Environment: Hadoop, Hive, Sqoop, Spark, Kafka, Scala, MS SQL Server PDW, AWS, Java, microservices.
Confidential
Data Engineer
Responsibilities:
- Worked on Hortonworks-HDP 2.5distribution.
- Responsible for building-scalable distribution data solution using Hadoop.
- Involved in importing data from MS SQL Server, MySQL and Teradata into HDFS using Sqoop.
- Played a key role in dynamic partitioning and Bucketing of the data stored in Hive Metadata.
- Wrote HiveQL queries for integrating different tables for create views to produce result set.
- Collected the log data from Web Servers and integrated into HDFS using Flume.

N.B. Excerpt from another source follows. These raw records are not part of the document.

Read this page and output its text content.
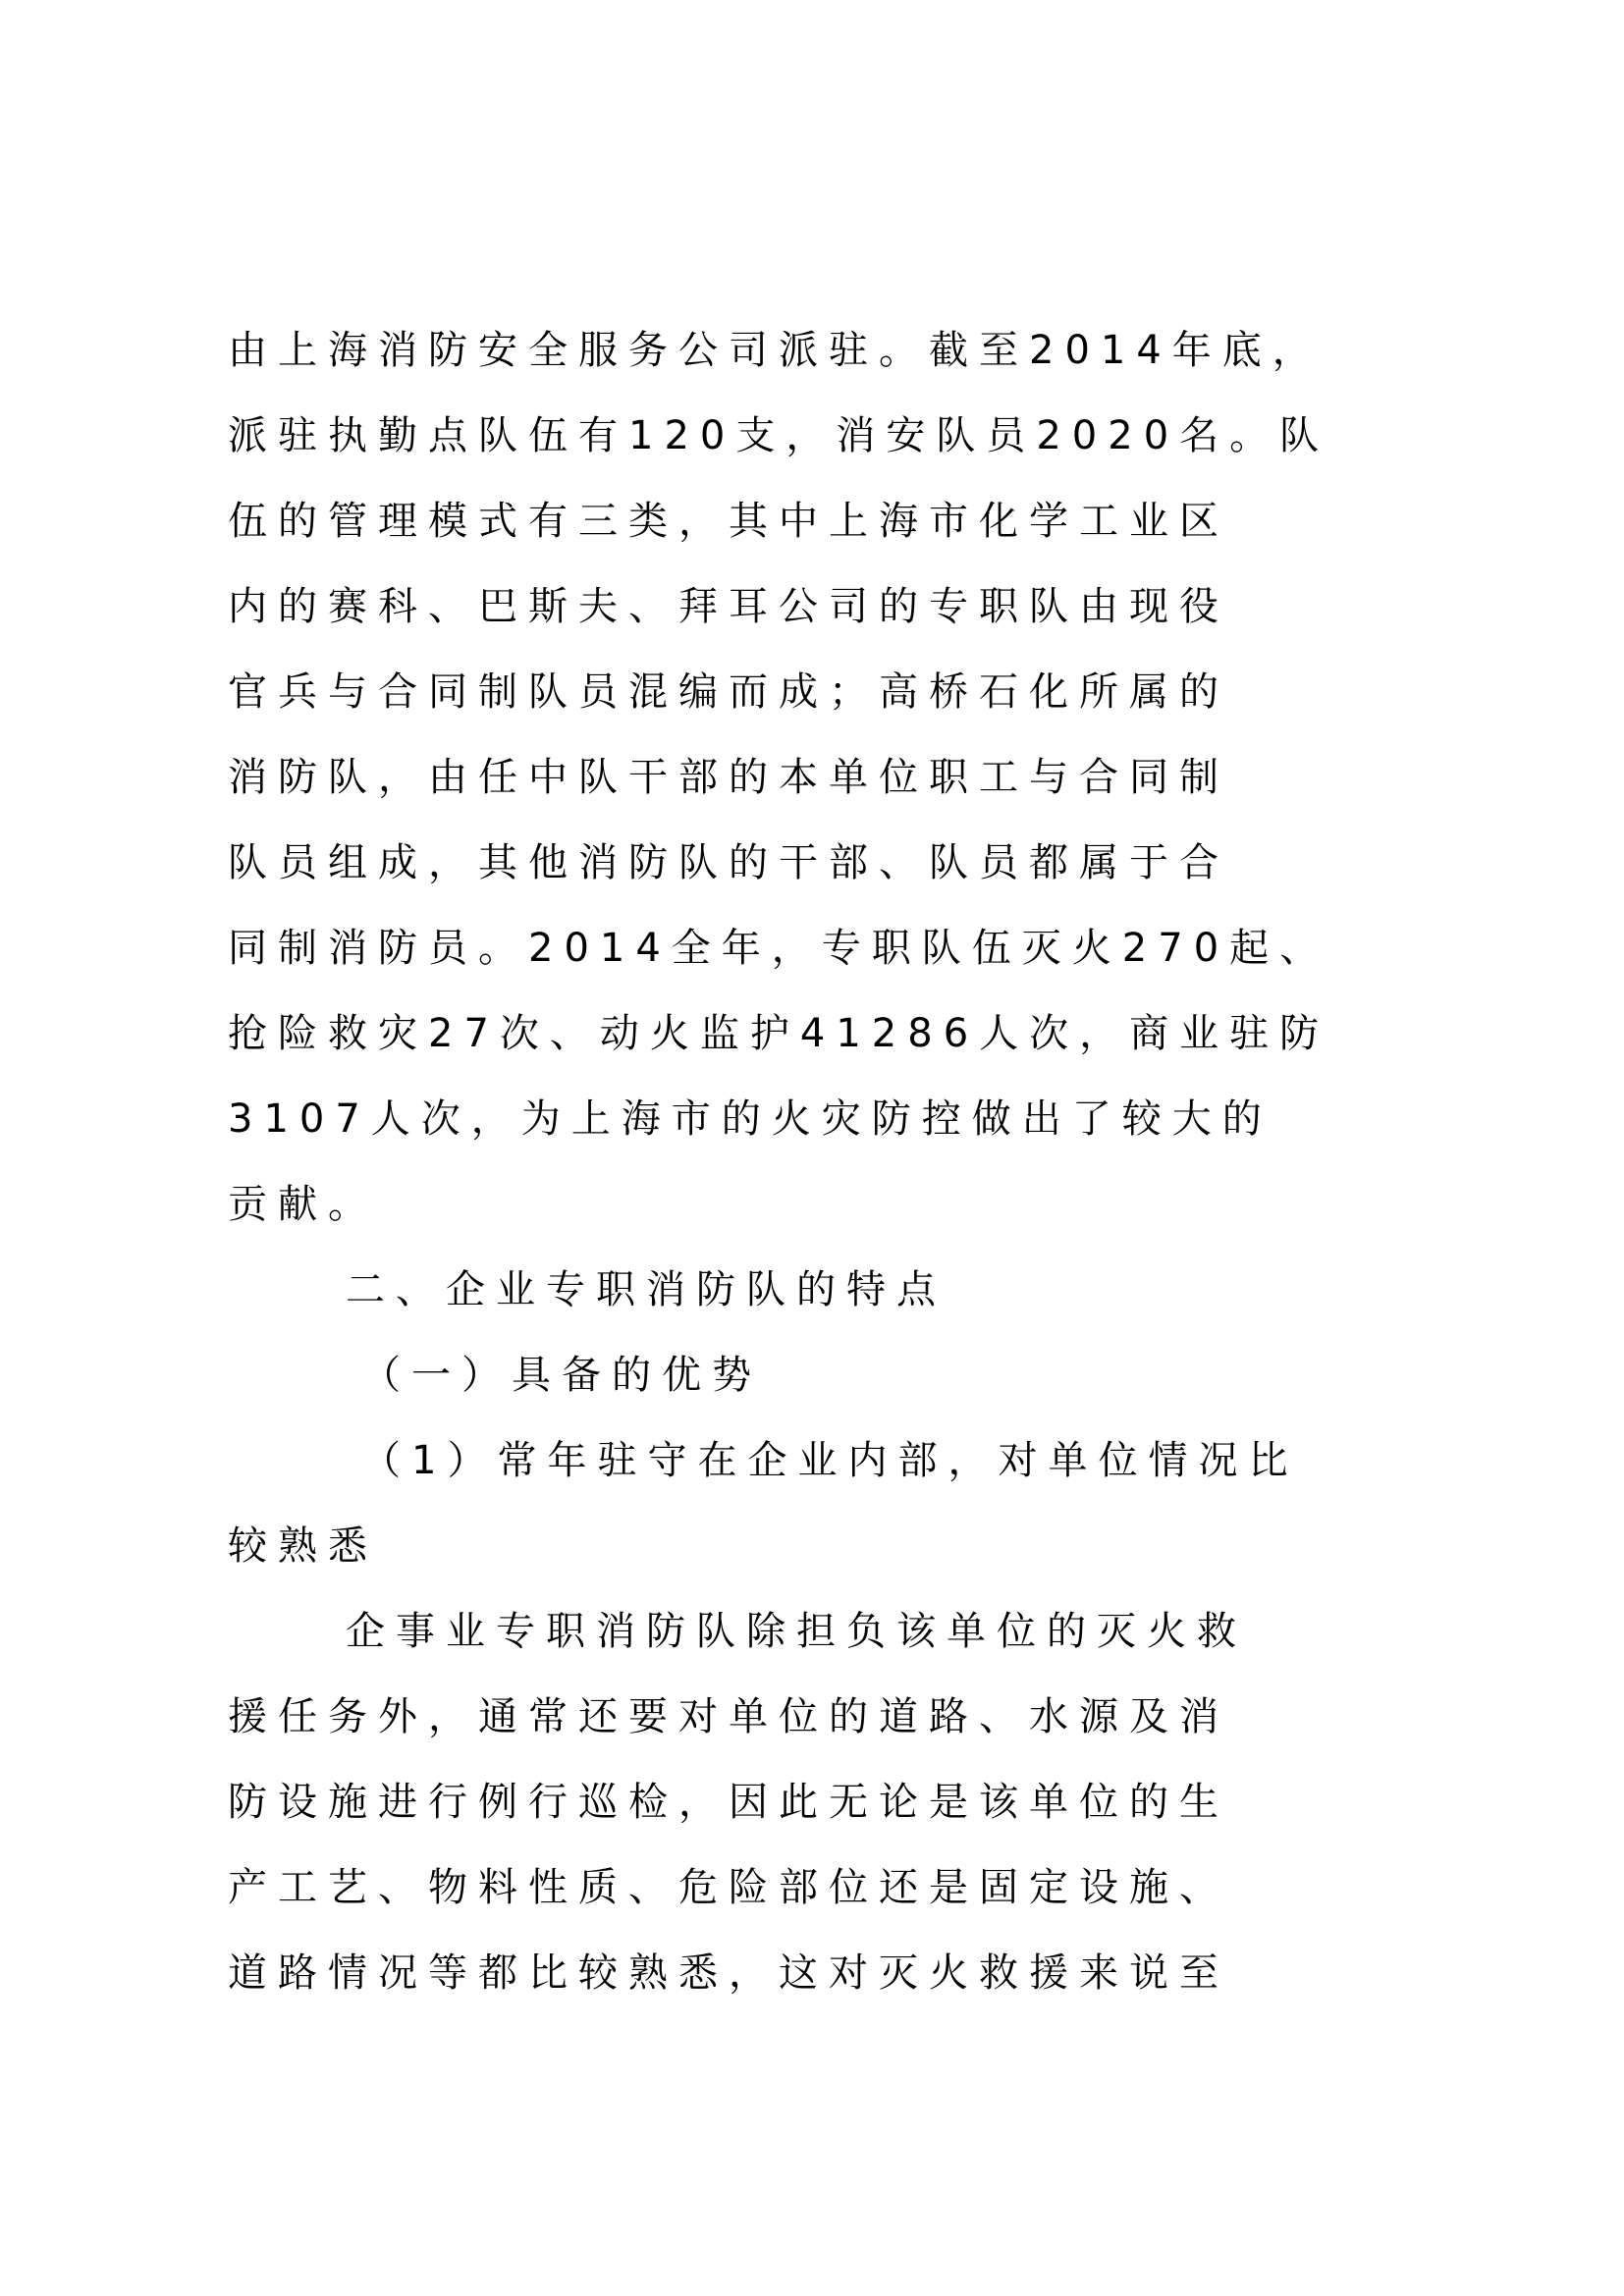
由上海消防安全服务公司派驻。截至2014年底，
派驻执勤点队伍有120支，消安队员2020名。队
伍的管理模式有三类，其中上海市化学工业区
内的赛科、巴斯夫、拜耳公司的专职队由现役
官兵与合同制队员混编而成；高桥石化所属的
消防队，由任中队干部的本单位职工与合同制
队员组成，其他消防队的干部、队员都属于合
同制消防员。2014全年，专职队伍灭火270起、
抢险救灾27次、动火监护41286人次，商业驻防
3107人次，为上海市的火灾防控做出了较大的
贡献。
二、企业专职消防队的特点
（一）具备的优势
（1）常年驻守在企业内部，对单位情况比
较熟悉
企事业专职消防队除担负该单位的灭火救
援任务外，通常还要对单位的道路、水源及消
防设施进行例行巡检，因此无论是该单位的生
产工艺、物料性质、危险部位还是固定设施、
道路情况等都比较熟悉，这对灭火救援来说至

- Worked on loading and transforming of large sets of structured and unstructured data.
- Used MapReduce programs for data cleaning and transformations and load the output into the Hive tables in different file formats.

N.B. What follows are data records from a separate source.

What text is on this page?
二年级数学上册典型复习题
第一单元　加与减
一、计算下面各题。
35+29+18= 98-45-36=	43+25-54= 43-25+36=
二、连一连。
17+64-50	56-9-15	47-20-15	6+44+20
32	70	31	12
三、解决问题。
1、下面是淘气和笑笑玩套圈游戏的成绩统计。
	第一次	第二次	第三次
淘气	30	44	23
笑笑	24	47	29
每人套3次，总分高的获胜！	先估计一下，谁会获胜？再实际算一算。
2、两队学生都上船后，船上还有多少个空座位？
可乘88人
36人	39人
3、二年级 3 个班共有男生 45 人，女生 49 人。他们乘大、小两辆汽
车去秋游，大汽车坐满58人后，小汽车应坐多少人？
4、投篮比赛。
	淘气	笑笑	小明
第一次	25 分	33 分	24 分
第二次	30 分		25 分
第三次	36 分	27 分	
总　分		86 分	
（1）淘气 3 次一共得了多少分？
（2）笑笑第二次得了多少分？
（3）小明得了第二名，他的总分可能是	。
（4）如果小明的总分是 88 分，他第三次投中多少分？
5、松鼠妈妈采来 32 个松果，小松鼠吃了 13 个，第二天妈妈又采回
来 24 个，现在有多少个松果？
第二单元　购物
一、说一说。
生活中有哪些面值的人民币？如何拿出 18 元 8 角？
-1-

- Created data pipelines for different events to load the data from DynamoDB to AWS S3 bucket and then into HDFS location.
- Involved in loading data into HBase NoSQL database.
- Building, Managing and scheduling Oozie workflows for end-to-end job processing.
- Worked on extending Hive and Pig core functionality by writing custom UDFs using Java.
- Analyzing of Large volumes of structured data using SparkSQL.
- Migrated HiveQL queries into SparkSQL to improve performance.
Environment: Hortonworks, Hadoop, HDFS, Pig, Sqoop, Hive, Oozie, Zookeeper, NoSQL, HBase, Shell Scripting, Scala, Spark, SparkSQL.